Conforme o coronel, no prazo de 18 meses serão entregues mais três presídios, que estão sendo construídos n complexo prisional da Gameleira. Serão mais 1606 novas vagas para homens e 407 para mulheres. Segundo ele, o custo das três obras chegam a R$ 52 milhões, sendo R$ 40 milhões de recursos federais e R$ 12 milhões de contrapartida do Estado.

Deusdete informou ainda que até dezembro deste ano serão ampliadas vagas nos presídios de Ponta Porã (194), Jardim (100), Rio Brilhante (100), Amambai (100), Corumbá (115) e em Dourados (450 no presidio semiaberto).
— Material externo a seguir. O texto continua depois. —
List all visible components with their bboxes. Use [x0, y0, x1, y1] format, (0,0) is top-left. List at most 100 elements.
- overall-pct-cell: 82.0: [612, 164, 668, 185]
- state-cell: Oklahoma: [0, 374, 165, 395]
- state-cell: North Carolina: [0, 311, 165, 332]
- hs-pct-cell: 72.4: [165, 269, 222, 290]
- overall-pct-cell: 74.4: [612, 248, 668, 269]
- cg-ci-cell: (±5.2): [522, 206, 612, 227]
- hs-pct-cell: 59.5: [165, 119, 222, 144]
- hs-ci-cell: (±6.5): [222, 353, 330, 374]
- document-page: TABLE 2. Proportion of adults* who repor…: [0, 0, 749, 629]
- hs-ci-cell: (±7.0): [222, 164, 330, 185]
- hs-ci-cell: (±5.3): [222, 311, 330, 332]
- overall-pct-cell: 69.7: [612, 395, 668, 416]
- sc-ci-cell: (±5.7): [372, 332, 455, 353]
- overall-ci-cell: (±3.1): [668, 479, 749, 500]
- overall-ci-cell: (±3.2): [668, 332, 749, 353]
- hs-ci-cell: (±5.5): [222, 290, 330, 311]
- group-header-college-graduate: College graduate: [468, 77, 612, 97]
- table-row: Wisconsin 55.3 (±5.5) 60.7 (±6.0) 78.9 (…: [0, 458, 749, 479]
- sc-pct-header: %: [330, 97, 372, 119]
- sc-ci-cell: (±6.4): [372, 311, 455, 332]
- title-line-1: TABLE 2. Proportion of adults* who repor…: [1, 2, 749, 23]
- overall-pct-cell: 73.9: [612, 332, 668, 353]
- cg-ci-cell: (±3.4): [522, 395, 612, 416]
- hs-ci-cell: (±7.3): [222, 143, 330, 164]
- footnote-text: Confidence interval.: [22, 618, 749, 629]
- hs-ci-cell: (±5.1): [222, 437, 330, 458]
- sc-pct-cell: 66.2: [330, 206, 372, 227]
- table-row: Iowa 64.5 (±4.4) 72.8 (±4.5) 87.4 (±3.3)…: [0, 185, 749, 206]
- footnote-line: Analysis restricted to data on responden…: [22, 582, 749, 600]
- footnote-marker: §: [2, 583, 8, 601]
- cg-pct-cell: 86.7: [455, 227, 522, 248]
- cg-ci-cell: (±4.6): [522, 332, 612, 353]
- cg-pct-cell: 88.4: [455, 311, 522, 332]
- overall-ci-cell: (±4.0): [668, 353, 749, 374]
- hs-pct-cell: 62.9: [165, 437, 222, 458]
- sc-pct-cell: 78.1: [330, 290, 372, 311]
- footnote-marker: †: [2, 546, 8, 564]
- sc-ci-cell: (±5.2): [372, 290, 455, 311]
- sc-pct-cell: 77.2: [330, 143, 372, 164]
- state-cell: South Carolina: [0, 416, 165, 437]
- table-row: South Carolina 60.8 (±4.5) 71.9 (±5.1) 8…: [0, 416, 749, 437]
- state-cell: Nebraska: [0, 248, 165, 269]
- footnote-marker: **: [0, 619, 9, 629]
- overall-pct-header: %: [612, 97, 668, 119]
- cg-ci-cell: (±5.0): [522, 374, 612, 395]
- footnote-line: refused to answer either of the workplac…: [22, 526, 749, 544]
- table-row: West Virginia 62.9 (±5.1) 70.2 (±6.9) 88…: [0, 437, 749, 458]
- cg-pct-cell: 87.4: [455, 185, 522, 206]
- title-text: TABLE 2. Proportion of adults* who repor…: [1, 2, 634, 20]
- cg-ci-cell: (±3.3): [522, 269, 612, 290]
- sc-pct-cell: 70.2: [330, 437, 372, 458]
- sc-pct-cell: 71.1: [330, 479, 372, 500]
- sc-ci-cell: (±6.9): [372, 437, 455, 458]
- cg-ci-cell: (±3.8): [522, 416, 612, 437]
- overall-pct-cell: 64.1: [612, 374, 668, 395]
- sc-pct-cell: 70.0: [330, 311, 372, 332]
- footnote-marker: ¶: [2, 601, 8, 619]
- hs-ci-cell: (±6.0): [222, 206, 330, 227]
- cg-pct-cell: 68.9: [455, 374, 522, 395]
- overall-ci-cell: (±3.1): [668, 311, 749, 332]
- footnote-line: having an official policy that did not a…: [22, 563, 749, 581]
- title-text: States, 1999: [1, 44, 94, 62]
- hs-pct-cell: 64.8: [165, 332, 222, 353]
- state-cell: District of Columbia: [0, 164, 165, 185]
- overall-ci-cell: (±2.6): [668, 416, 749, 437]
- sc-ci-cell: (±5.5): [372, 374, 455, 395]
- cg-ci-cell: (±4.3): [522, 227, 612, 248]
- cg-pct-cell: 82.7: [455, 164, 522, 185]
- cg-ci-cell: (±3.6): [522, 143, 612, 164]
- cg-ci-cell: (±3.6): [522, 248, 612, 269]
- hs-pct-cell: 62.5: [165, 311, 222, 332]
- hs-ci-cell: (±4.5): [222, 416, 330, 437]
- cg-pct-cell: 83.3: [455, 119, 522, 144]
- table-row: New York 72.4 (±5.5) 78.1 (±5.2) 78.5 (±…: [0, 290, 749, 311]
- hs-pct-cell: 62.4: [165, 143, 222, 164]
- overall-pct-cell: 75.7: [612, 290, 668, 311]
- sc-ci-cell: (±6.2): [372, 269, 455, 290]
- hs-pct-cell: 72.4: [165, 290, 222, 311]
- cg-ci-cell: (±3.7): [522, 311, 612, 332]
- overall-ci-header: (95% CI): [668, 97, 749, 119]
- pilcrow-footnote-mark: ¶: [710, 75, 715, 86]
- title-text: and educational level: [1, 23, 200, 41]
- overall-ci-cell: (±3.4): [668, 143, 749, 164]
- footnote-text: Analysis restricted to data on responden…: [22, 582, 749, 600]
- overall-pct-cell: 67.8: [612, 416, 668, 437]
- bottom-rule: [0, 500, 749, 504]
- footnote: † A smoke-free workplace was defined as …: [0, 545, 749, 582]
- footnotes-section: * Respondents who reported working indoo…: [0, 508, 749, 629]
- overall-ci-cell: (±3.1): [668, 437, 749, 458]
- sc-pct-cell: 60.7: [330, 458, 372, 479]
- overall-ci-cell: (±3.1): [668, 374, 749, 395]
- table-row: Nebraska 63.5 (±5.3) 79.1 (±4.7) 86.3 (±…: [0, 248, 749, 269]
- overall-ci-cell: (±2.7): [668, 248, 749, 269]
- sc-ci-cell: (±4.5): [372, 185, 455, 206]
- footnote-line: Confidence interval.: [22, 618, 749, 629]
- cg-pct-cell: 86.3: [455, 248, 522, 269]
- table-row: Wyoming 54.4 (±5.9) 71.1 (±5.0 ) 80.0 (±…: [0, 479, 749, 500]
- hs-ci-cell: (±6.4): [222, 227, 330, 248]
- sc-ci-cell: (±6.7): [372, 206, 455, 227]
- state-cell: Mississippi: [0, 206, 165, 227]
Com relação a desistência dos projetos para a construção de novos presídios citadas pelo presidente da Comissão, o chefe da Agepen explicou que o governo do Estado abriu mão dos recursos após uma mudança de uma resolução do CNPCP (Conselho Nacional de Política Criminal e Penitenciaria), que impôs ao Estado arcar com as modificações previstas no projeto das construção dos presídios. “ Como ocorreu essa mudança de resolução, o Estado teria que incluir inúmeras modificações no projeto, como sala de amamentação, barbearia, custos que não são cobertos pela Depen [Departamento Penitenciário Nacional]”, explicou.

Com relação a superlotação, Deusdete explicou que um dos maiores problemas é o fato do Estado custodiar presos que em tese são de responsabilidade Federal. “ Hoje nós temos nos presídios cerca de 5 mil detentos que não são nossas responsabilidade”, argumentou.

Segundo ele, hoje se o presídio de Dois Irmãos do Buriti, que era para abrigar presos federais, estivesse sendo usado corretamente, já atenuava a situação da superlotação. “ Nós ingressamos com ações para que essa situação seja resolvida”.

Deusdete destacou as ações desenvolvidas nos presídios com o objetivo de ressocializar o detendo. Segundo, ele no regime semiaberto e aberto 95% dos presos estão trabalhando e no fechado o índice é de 30%. “ Os presídios hoje são a menina dos olhos dos empresários, já que o custo de produção é baixíssimo”, comentou.